PrEP program planning should be a multi-stakeholder process, drawing on MSM networks to promote informed decision making about PrEP and ensure messages are culturally sensitive with the aim of reducing perceived HIV stigma and discrimination. Social marketing, community engagement and policy analysis may increase PrEP acceptability, reduce stigmatization of use, and expand therapy [68].

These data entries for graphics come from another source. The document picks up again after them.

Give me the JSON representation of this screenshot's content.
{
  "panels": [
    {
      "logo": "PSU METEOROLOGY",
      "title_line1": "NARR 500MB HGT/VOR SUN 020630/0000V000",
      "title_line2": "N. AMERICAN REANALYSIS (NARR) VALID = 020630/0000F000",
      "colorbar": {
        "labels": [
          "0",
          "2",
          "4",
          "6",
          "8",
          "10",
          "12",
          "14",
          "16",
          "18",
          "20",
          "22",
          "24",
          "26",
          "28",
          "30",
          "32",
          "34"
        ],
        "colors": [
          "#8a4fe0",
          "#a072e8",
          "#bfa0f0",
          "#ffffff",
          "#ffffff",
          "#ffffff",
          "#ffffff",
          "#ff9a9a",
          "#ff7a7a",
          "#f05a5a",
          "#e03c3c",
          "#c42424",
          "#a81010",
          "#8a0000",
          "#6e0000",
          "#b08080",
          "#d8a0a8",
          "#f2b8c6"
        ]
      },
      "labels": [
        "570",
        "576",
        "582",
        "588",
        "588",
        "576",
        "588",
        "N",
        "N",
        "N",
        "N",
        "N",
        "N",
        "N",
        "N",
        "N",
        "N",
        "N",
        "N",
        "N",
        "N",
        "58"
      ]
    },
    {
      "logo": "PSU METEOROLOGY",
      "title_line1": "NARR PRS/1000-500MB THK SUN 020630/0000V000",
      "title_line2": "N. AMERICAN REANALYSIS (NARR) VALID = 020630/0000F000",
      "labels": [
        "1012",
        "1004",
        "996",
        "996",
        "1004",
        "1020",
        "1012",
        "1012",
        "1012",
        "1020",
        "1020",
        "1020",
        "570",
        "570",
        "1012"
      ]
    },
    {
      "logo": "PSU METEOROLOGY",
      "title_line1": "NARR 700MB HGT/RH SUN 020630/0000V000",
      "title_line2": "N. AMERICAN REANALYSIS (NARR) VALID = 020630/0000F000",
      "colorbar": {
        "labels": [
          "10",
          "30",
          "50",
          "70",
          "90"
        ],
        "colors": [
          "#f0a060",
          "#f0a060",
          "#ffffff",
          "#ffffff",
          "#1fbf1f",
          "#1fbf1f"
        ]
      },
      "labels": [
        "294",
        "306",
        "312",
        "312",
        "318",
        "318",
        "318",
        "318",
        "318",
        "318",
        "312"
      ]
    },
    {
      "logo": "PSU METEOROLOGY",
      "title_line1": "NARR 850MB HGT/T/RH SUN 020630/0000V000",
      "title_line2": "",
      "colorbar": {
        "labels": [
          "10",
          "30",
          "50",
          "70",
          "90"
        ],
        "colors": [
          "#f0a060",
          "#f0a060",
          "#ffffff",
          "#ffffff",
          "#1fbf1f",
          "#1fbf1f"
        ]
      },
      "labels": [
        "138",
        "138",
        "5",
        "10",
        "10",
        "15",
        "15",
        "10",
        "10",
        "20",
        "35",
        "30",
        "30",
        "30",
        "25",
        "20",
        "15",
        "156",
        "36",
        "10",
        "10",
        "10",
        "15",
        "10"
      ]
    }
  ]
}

These findings are subject to several limitations. Individuals included in the sample are those who agreed to take the BESURE-MSM3 survey and those who chose not to participate may be systematically different. The results also may not be generalizable to MSM who do not frequent recruitment venues, or who live in other US states or cities. Demographic and HIV risk behavior data were self-reported, which may have introduced some validity concerns [69]. Recall or social desirability bias may result in misreported stigmatized behaviors and PrEP acceptability may be overestimated. Due to perceived stigma or concerns about study eligibility, participants who had been previously diagnosed with HIV infection may not have accurately reported their status, resulting in their inclusion in the analysis. This survey measured PrEP willingness by asking people to respond to hypothetical scenarios, which may not correlate well with actual intentions. It is important to note that participants were asked about their willingness to use PrEP after being provided with only a brief description of the method that did not include potential side effects, costs, or efficacy, which may further impact willingness. Furthermore, perceived stigma was measured using a single question as opposed to a validated instrument, which may limit the ability to compare results in the future. Data were not weighted to account for variations in venue attendance or likelihood of recruitment to participate in the survey.

Despite limitations, this study has important implications for HIV prevention programs and PrEP initiatives in Baltimore. Our results suggest disparate access to PrEP information and a general ambivalence regarding PrEP usage among Baltimore MSM in 2011. Race/ethnicity and perceived stigma and discrimination were shown to have a significant impact on PrEP awareness and acceptability. Facilitating sustained relationships emphasizing cultural understanding and trust between MSM and providers may help introduce and normalize PrEP use in high-risk communities. Further research and policy reform is needed to better understand and target barriers to PrEP delivery among Baltimore MSM. PrEP has the potential to reduce HIV incidence in Baltimore City in the context of high background prevalence, sub-optimal prior year HIV testing and sexual risk behaviors [7072]. Enhancing awareness of and willingness to use PrEP among those most at risk for HIV transmission will be crucial for effective coverage.